I’m not greedy, had my fill
Had my cake and ate it too
When death comes to make its call
As it will for us all
I can say life tasted good
I ate it all. I’ve had my fill

By Marilyn LaCourt

Great poem!

Posted by Shannon at Apr 04, 2011 03:36 PM
You sound just like my grandfather! I remember sitting in the hospital emergency room once with him, because he was having a stroke. And the MD walked in to examine him, then pointed to a patch of discolored skin on his face. "What's this?," The MD said. "How long has it been since you've had this looked at? This could kill you!"
"All you doctors are alike," he responded. "You keep making promises."

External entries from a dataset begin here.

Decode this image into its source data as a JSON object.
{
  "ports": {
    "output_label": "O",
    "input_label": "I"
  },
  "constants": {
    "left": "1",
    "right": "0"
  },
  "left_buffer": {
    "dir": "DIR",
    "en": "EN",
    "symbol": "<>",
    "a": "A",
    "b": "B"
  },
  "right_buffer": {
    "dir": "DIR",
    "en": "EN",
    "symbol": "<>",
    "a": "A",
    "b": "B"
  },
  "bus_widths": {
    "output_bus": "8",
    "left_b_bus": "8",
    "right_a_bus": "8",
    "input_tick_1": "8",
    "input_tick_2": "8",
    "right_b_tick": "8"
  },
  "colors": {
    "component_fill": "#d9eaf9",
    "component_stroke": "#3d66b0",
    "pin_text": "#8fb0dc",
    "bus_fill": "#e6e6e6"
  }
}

your support and another poem

Posted by marilyn LaCourt at Jul 16, 2011 07:06 PM
I ama poem

by Marilyn LaCourt

What am I?
No!
Who?
I’m not a what?
But who?

A what is something that stays so stable,
To change itself, it isn’t able.

My who cannot be just uncovered
As though it always was
A steadfast thing to be discovered
Established in a distant past

A what?  A thing?
I reject this static notion
An insult to my self-promotion

My ancestors go way back when
To a time I can’t imagine
They survived
Therefore
I am
But who I am belongs to me
I claim that dignity

As I journey as a guest
I move through times and spaces
With other's faces, travel mates
Watching, listening, speaking, sensing
Taking in and putting out
Adapting
Changing
Making sense
I change my who
Oh yes, I do
And if you’re honest so do you

We dance to music's different beats
To egoism and altruism,
Our selves in oppositions
To each other's propositions



Some claim answers known for sure
That’s how the they define us
But others claim that their’s are pure
And they require we concur

The questions they debate?
What is our purpose?
Why did we surface?
Us ants upon the earth

Those among us who are sure
They’ve got it right and others don’t
They dance to sounds of cultures clashing
Gnashing
Bashing
Killing those who disagree

Together we could sort it out
Evolution ought to be our shout
The survival of our species...
That’s what it’s all about

And sing,
We ought
In harmony
Reciprocate
Communicate
Adjudicate and Legislate
We change the who,
Of me and you
The ‘us’ we are becoming

How do I know what who I am
I’m changing all the time
How do you grasp the self, called you?
I know you’re changing too

Cause, you’ll tell me
And I’ll tell you
If only we will listen

We could dance in step to reason’s beat
And our co-evolution

take them along ...

Posted by Charlotte at Apr 04, 2011 11:05 PM
What a lovely piece. Of course you should take them when you visit. That doesn't mean they won't be sad, and that it won't be scary, but it does mean that when it's their turn to be the ones making someone comfortable, or just sit by their side, they'll have old deep memories of how that works in a family. And they'll know that it's okay to cry when someone you love is failing, and that you turn to your family for support and you all go through it together, even when it's hard.